[PATCH] blk-mq: avoid to hang in the cpuhp offline handler

Thu Sep 22 02:13:28 PDT 2022

On Thu, Sep 22, 2022 at 09:47:09AM +0100, John Garry wrote:
> On 20/09/2022 03:17, Ming Lei wrote:
> > For avoiding to trigger io timeout when one hctx becomes inactive, we
> > drain IOs when all CPUs of one hctx are offline. However, driver's
> > timeout handler may require cpus_read_lock, such as nvme-pci,
> > pci_alloc_irq_vectors_affinity() is called in nvme-pci reset context,
> > and irq_build_affinity_masks() needs cpus_read_lock().
> > 
> > Meantime when blk-mq's cpuhp offline handler is called, cpus_write_lock
> > is held, so deadlock is caused.
> > 
> > Fixes the issue by breaking the wait loop if enough long time elapses,
> > and these in-flight not drained IO still can be handled by timeout
> > handler.
> 
> I don't think that that this is a good idea - that is because often drivers
> cannot safely handle scenario of timeout of an IO which has actually
> completed. NVMe timeout handler may poll for completion, but SCSI does not.
> 
> Indeed, if we were going to allow the timeout handler handle these in-flight
> IO then there is no point in having this hotplug handler in the first place.

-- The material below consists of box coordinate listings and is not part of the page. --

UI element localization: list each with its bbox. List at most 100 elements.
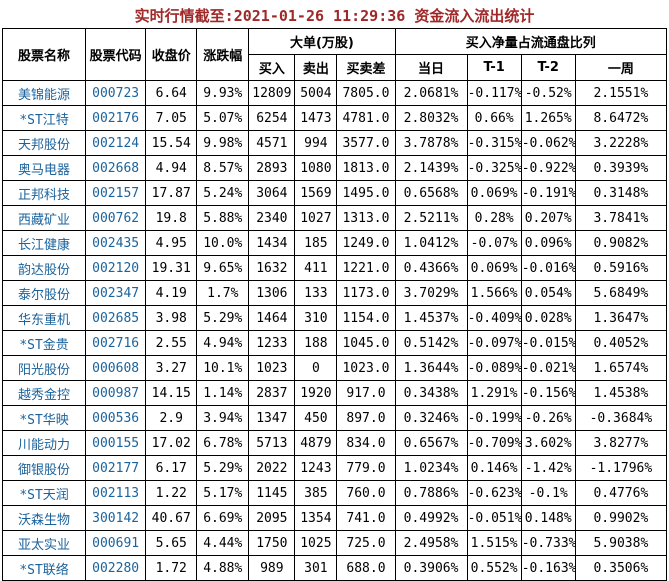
t2-ratio-cell: -0.015% [520, 330, 576, 356]
week-ratio-cell: 3.7841% [574, 205, 668, 231]
stock-name-cell: *ST金贵 [1, 330, 87, 356]
stock-code-cell: 002157 [85, 180, 147, 206]
table-row[interactable]: *ST天润 002113 1.22 5.17% 1145 385 760.0 0.7886% -… [1, 480, 668, 506]
t2-ratio-cell: -1.42% [520, 455, 576, 481]
stock-name-cell: *ST华映 [1, 405, 87, 431]
table-row[interactable]: 御银股份 002177 6.17 5.29% 2022 1243 779.0 1.0234% 0… [1, 455, 668, 481]
today-ratio-cell: 0.6568% [394, 180, 468, 206]
today-ratio-cell: 0.3906% [394, 555, 468, 581]
buy-cell: 1632 [248, 255, 296, 281]
stock-name-cell: 奥马电器 [1, 155, 87, 181]
table-row[interactable]: 西藏矿业 000762 19.8 5.88% 2340 1027 1313.0 2.5211%… [1, 205, 668, 231]
stock-code-cell: 002685 [85, 305, 147, 331]
table-row[interactable]: 华东重机 002685 3.98 5.29% 1464 310 1154.0 1.4537% -… [1, 305, 668, 331]
close-price-cell: 14.15 [145, 380, 198, 406]
change-pct-cell: 1.14% [196, 380, 250, 406]
sell-cell: 1080 [294, 155, 338, 181]
stock-code-cell: 002124 [85, 130, 147, 156]
sell-cell: 1025 [294, 530, 338, 556]
t2-ratio-cell: -0.26% [520, 405, 576, 431]
table-row[interactable]: 越秀金控 000987 14.15 1.14% 2837 1920 917.0 0.3438%… [1, 380, 668, 406]
table-row[interactable]: *ST金贵 002716 2.55 4.94% 1233 188 1045.0 0.5142%… [1, 330, 668, 356]
t2-ratio-cell: -0.922% [520, 155, 576, 181]
today-ratio-cell: 1.3644% [394, 355, 468, 381]
table-row[interactable]: *ST联络 002280 1.72 4.88% 989 301 688.0 0.3906% 0.… [1, 555, 668, 581]
today-ratio-cell: 2.5211% [394, 205, 468, 231]
table-row[interactable]: *ST江特 002176 7.05 5.07% 6254 1473 4781.0 2.8032… [1, 105, 668, 131]
today-ratio-cell: 0.3246% [394, 405, 468, 431]
stock-name-cell: 天邦股份 [1, 130, 87, 156]
stock-code-cell: 002668 [85, 155, 147, 181]
week-ratio-cell: 0.5916% [574, 255, 668, 281]
table-row[interactable]: 正邦科技 002157 17.87 5.24% 3064 1569 1495.0 0.6568… [1, 180, 668, 206]
stock-code-cell: 000987 [85, 380, 147, 406]
buy-sell-diff-cell: 741.0 [336, 505, 396, 531]
table-row[interactable]: 川能动力 000155 17.02 6.78% 5713 4879 834.0 0.6567%… [1, 430, 668, 456]
week-ratio-cell: 1.4538% [574, 380, 668, 406]
t2-ratio-cell: -0.733% [520, 530, 576, 556]
week-ratio-cell: 0.3939% [574, 155, 668, 181]
t1-ratio-cell: -0.623% [466, 480, 522, 506]
today-ratio-cell: 0.3438% [394, 380, 468, 406]
buy-sell-diff-cell: 688.0 [336, 555, 396, 581]
sell-cell: 4879 [294, 430, 338, 456]
table-row[interactable]: 奥马电器 002668 4.94 8.57% 2893 1080 1813.0 2.1439%… [1, 155, 668, 181]
t1-ratio-cell: -0.097% [466, 330, 522, 356]
week-ratio-cell: 0.9082% [574, 230, 668, 256]
table-row[interactable]: 长江健康 002435 4.95 10.0% 1434 185 1249.0 1.0412% -… [1, 230, 668, 256]
t1-ratio-cell: 1.566% [466, 280, 522, 306]
t1-ratio-cell: -0.315% [466, 130, 522, 156]
week-ratio-cell: 8.6472% [574, 105, 668, 131]
close-price-cell: 6.64 [145, 80, 198, 106]
change-pct-cell: 9.93% [196, 80, 250, 106]
today-ratio-cell: 1.0412% [394, 230, 468, 256]
header-row-subcolumns: 买入 卖出 买卖差 当日 T-1 T-2 一周 [3, 54, 668, 81]
table-row[interactable]: *ST华映 000536 2.9 3.94% 1347 450 897.0 0.3246% -0… [1, 405, 668, 431]
stock-name-cell: *ST天润 [1, 480, 87, 506]
buy-cell: 6254 [248, 105, 296, 131]
sell-cell: 1027 [294, 205, 338, 231]
buy-cell: 2340 [248, 205, 296, 231]
table-row[interactable]: 韵达股份 002120 19.31 9.65% 1632 411 1221.0 0.4366%… [1, 255, 668, 281]
sell-cell: 310 [294, 305, 338, 331]
today-ratio-cell: 2.0681% [394, 80, 468, 106]
close-price-cell: 3.98 [145, 305, 198, 331]
close-price-cell: 17.87 [145, 180, 198, 206]
change-pct-cell: 5.17% [196, 480, 250, 506]
t2-ratio-cell: 0.148% [520, 505, 576, 531]
col-header-t-minus-2: T-2 [520, 54, 576, 81]
col-header-t-minus-1: T-1 [466, 54, 522, 81]
close-price-cell: 4.94 [145, 155, 198, 181]
stock-name-cell: *ST江特 [1, 105, 87, 131]
col-header-today: 当日 [394, 54, 468, 81]
stock-code-cell: 000762 [85, 205, 147, 231]
stock-name-cell: 正邦科技 [1, 180, 87, 206]
sell-cell: 450 [294, 405, 338, 431]
close-price-cell: 19.31 [145, 255, 198, 281]
t1-ratio-cell: -0.409% [466, 305, 522, 331]
t2-ratio-cell: -0.1% [520, 480, 576, 506]
stock-code-cell: 002176 [85, 105, 147, 131]
table-row[interactable]: 沃森生物 300142 40.67 6.69% 2095 1354 741.0 0.4992%… [1, 505, 668, 531]
col-header-sell: 卖出 [294, 54, 338, 81]
col-header-buy-sell-diff: 买卖差 [336, 54, 396, 81]
close-price-cell: 2.55 [145, 330, 198, 356]
buy-cell: 1145 [248, 480, 296, 506]
table-row[interactable]: 天邦股份 002124 15.54 9.98% 4571 994 3577.0 3.7878%… [1, 130, 668, 156]
close-price-cell: 4.19 [145, 280, 198, 306]
close-price-cell: 40.67 [145, 505, 198, 531]
buy-cell: 5713 [248, 430, 296, 456]
table-row[interactable]: 泰尔股份 002347 4.19 1.7% 1306 133 1173.0 3.7029% 1.… [1, 280, 668, 306]
t2-ratio-cell: -0.191% [520, 180, 576, 206]
stock-code-cell: 000723 [85, 80, 147, 106]
sell-cell: 994 [294, 130, 338, 156]
buy-cell: 2837 [248, 380, 296, 406]
table-row[interactable]: 美锦能源 000723 6.64 9.93% 12809 5004 7805.0 2.0681… [1, 80, 668, 106]
table-row[interactable]: 阳光股份 000608 3.27 10.1% 1023 0 1023.0 1.3644% -0.… [1, 355, 668, 381]
table-body: 美锦能源 000723 6.64 9.93% 12809 5004 7805.0 2.0681… [1, 80, 668, 581]
stock-flow-table: 股票名称 股票代码 收盘价 涨跌幅 大单(万股) 买入净量占流通盘比列 买入 卖… [1, 28, 668, 581]
t1-ratio-cell: 0.66% [466, 105, 522, 131]
table-row[interactable]: 亚太实业 000691 5.65 4.44% 1750 1025 725.0 2.4958% 1… [1, 530, 668, 556]
stock-name-cell: 长江健康 [1, 230, 87, 256]
col-header-buy: 买入 [248, 54, 296, 81]
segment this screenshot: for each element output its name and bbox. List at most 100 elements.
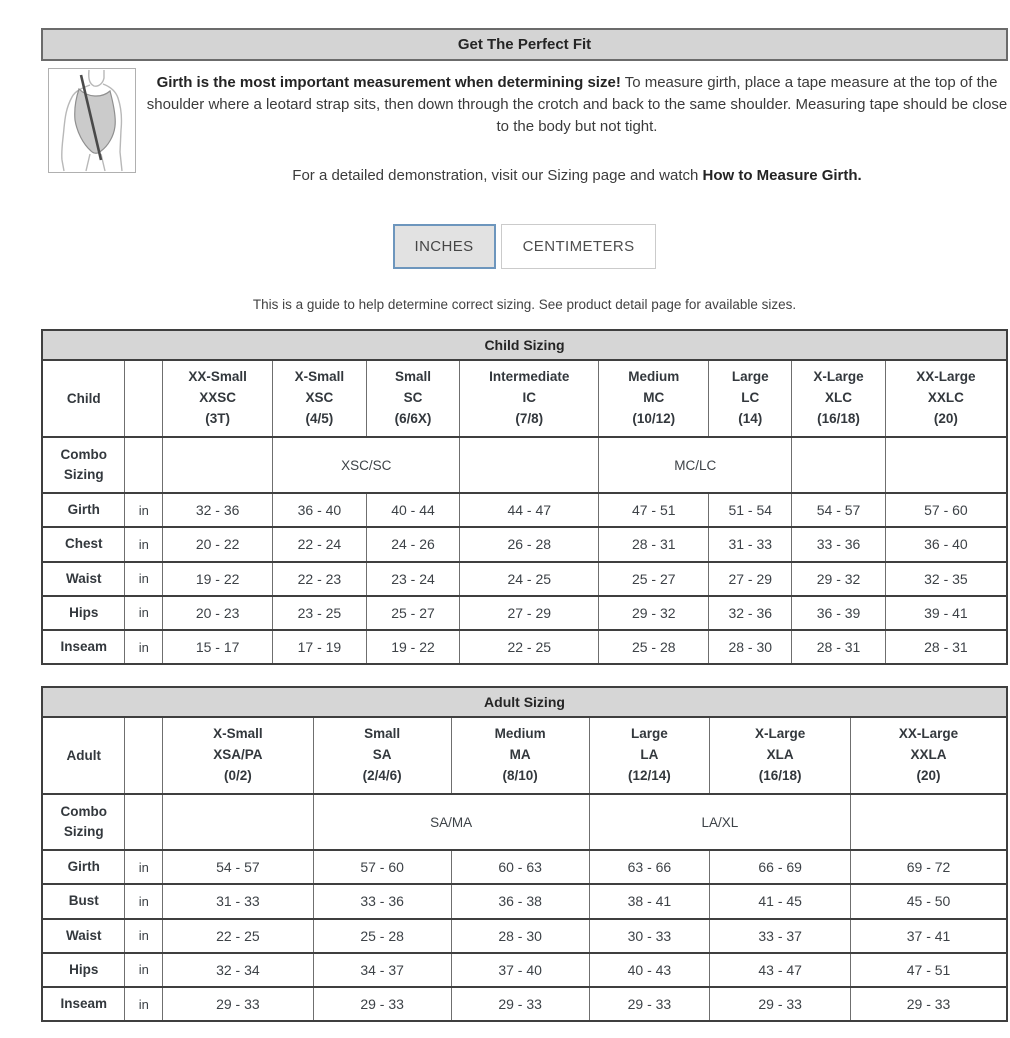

That is true from the beginning, and we did know the point, I remember that
Hannes asked this question in LSF/MM, and there are many drivers which don't
implement timeout handler.

For this issue, it looks more like one nvme specific since nvme timeout handler
can't move on during nvme reset. Let's see if it can be fixed by nvme
driver.

BTW nvme error handling is really fragile, not only this one, such as, any timeout
during reset will cause device removed.

Thanks.
Ming